In the business valuation process, many Wall Street firms and investors have used EBITDA as a measure of business cash flow, and EBITDA multiple to determine the appropriate valuation of the business. However, there are other opinions that EBITDA is often a misleading number for real business operating performance. Let’s take a closer look to see whether we should use EBITDA in our valuation process.
What is EBITDA?
EBITDA is Earnings Before Interest, Taxes, Depreciation and Amortization. Thus, EBITDA is derived by adding back to net income interests and taxes payments, as well as depreciation and amortization expenses. Many investors who have used it reason that EBITDA is used to assess the business operating profitability, as interest, taxes are nonoperating expenses and depreciation and amortization are noncash charges. Most dealmakers often use EV/EBITDA multiple (EV represents Enterprise Value, which is calculated by adding back debt to and subtracting cash from the company’s market value) to value attractiveness of a merger and acquisition deal.
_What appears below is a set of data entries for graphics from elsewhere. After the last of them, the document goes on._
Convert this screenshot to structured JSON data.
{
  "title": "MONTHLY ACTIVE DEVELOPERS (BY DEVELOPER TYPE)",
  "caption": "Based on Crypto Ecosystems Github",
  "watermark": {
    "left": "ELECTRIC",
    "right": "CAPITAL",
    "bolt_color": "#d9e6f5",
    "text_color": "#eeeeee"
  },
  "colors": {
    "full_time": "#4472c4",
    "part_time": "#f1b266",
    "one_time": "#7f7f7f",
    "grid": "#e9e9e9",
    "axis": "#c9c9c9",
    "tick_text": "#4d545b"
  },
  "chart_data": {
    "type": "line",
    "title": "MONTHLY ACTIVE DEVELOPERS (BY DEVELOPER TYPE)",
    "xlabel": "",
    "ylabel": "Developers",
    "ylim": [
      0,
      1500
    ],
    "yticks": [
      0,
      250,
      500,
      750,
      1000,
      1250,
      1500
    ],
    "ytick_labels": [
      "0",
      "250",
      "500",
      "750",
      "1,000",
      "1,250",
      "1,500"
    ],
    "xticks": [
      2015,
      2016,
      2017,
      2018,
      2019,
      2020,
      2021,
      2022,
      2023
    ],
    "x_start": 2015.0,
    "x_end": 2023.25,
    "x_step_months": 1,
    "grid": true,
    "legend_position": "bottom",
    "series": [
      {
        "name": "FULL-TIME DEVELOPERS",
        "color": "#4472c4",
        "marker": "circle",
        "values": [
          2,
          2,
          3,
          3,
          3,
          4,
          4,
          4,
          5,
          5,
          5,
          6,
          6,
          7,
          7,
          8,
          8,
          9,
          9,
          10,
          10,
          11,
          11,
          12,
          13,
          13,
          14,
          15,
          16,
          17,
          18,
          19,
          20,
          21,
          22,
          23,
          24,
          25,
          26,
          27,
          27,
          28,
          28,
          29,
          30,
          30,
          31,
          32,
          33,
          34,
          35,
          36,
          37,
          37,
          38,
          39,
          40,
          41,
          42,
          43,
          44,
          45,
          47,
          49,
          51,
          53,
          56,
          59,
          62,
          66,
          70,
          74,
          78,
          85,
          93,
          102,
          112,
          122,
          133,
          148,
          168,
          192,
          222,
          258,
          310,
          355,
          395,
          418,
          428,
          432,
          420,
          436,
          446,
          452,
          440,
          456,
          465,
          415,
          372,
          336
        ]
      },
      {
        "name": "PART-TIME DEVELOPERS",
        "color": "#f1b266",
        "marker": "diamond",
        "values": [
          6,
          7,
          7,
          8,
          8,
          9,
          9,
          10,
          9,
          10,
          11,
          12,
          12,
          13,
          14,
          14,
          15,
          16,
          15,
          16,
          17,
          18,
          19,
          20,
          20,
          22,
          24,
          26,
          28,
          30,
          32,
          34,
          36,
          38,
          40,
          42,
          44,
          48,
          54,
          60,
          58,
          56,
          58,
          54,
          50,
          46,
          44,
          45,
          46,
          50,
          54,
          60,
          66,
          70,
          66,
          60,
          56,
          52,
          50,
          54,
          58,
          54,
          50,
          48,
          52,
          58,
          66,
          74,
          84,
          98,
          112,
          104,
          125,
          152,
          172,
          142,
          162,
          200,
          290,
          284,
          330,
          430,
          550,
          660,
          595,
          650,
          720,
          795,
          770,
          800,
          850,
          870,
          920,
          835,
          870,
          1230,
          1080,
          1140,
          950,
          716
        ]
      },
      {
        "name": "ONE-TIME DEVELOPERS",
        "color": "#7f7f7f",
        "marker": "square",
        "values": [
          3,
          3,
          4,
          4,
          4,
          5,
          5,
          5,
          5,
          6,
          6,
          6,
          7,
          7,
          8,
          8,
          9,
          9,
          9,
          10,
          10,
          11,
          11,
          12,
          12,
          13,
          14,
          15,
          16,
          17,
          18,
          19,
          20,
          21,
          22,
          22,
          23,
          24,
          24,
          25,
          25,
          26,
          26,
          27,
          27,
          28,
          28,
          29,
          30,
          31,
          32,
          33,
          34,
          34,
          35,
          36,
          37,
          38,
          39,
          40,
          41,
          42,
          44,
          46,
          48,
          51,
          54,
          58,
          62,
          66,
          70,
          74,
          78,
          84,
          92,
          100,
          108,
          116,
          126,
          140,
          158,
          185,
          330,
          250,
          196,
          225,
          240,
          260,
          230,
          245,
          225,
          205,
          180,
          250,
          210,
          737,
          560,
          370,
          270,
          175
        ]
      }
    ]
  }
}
Not a realiable number to true business earnings
Nevertheless, EBITDA has many flaws in computing true business earnings. It excludes the depreciation expense, one of the really true business expenses, from the calculation. For example, company A earns nothing but has the depreciation expenses of $5 million and will be valued equally with company B, which earns $5 million but has no depreciation expense. Company A might be the manufacturing business with a lot of assets; thus, it has the depreciation expense while company B is the service business, having no assets to be depreciated. To maintain its competitiveness, company A, at some point, has to invest more into the business when its factories and machines wear out.
Seth Klarman (Trades, Portfolio), in his famous book "Margin of Safety," has said, "Businesses invest in physical plant and equipment for many reasons: to remain in business, to compete, to grow and to diversify. Expenditures to stay in business and to compete are absolutely necessary. Capital expenditures required for growth are important but not usually essential while expenditures made for diversification are often not necessary at all."
Warren Buffett (Trades, Portfolio) also compared depreciation as “reverse float,” meaning that the money was to be laid out before we receive any cash. Depreciation is not the noncash expense, but the expense that we have to spend it first. “It’s a delayed recording of a cash expense.” His long-term partner, Charlie Munger (Trades, Portfolio), called EBITDA “bullshit” earnings. To his views, interest and taxes are real business operating costs.
In terms of capital expenditure, as Klarman put it, there are two kinds: maintenance capex and growth capex. In order to get to the true free cash flow figure, investors need to subtract maintenance capex. Normally in companies’ reports, they don’t break down those two capex separately. We can assume that the deprecation number is roughly equal the maintenance capex, which businesses need to reinvest to maintain its positions in the market.
In the 2013 annual letter to shareholders of Berkshire Hathaway (BRK.A, Financial) (BRK.B, Financial), Warren Buffett (Trades, Portfolio) has showed his opinion on EBITDA valuation: “Every dime of depreciation expense we report, however, is a real cost. And that’s true at almost all other companies as well. When Wall Streeters tout EBITDA as a valuation guide, button your wallet.”